I'm not entirely opposed to the idea that there is a Creator out there somewhere. "How" S/He made it happen is less important to me than "if." I think evolution is a completely workable tool for developing life. Just because the human metaphor for making things involves factories and exacting, get-it-right-the-first-time craftsmanship doesn't mean it's the only way to accomplish that goal, especially when it comes to life. Evolution may, in fact, be the most efficient way of producing intelligent life. What looks entirely random and without structure to us, from inside the system, may actually be just be so extremely complex that we can't, at present, fathom it. It may be one of those things that we have to wait until the Post-Human to really grok.

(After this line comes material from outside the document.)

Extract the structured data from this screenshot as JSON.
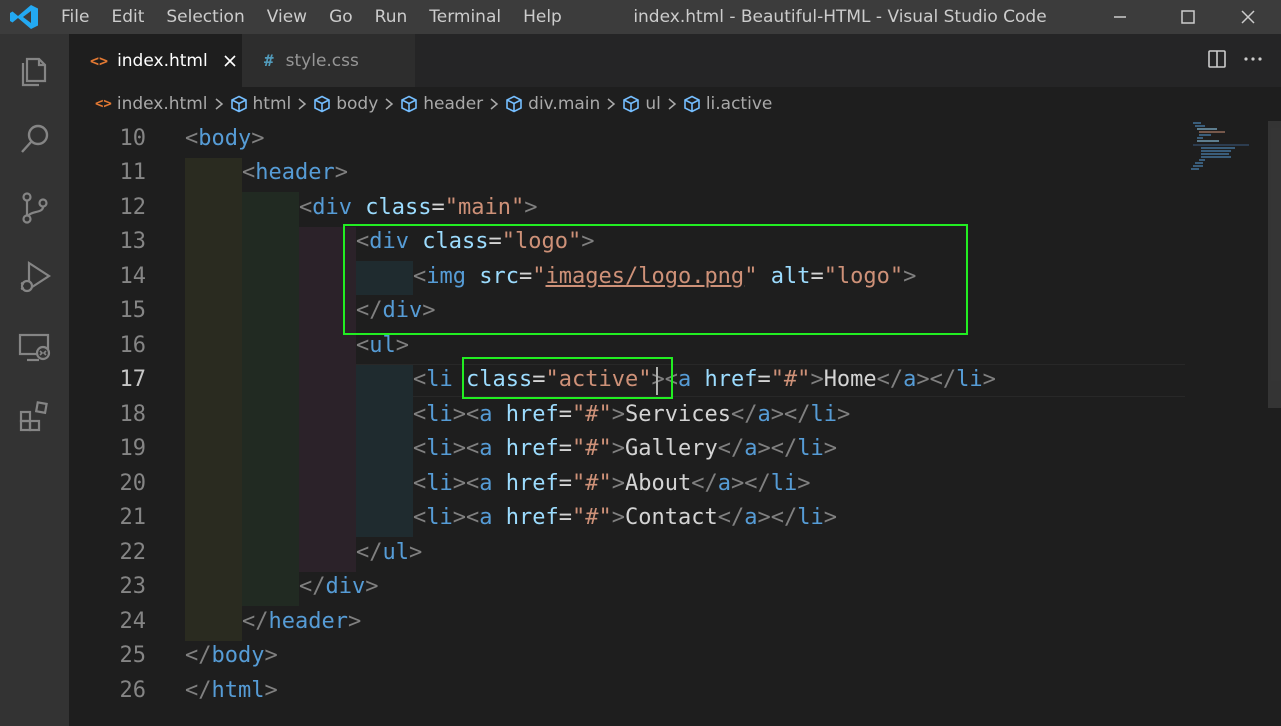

What's all this leading to? T-shirts. I was highly amused to run across Wear Science's Teach the Controversy designs on one of my favorite science blogs, Deep Sea News. I was so amused, in fact, that I bought myself a sun-yellow messenger bag with this design on it in blue. The one above, with a devil burying all those dinosaur bones, refers to the age of the earth problem and those pesky fossils of creatures that no longer exist that keep turning up. Young Earth creationists have been known to claim that God put them there as fossils when he created the earth. As I've said before, I think that's a pretty cruel and petty God to go obfuscating himself like that. Evolution is so much neater. But we all know the sun revolves around the earth. Right?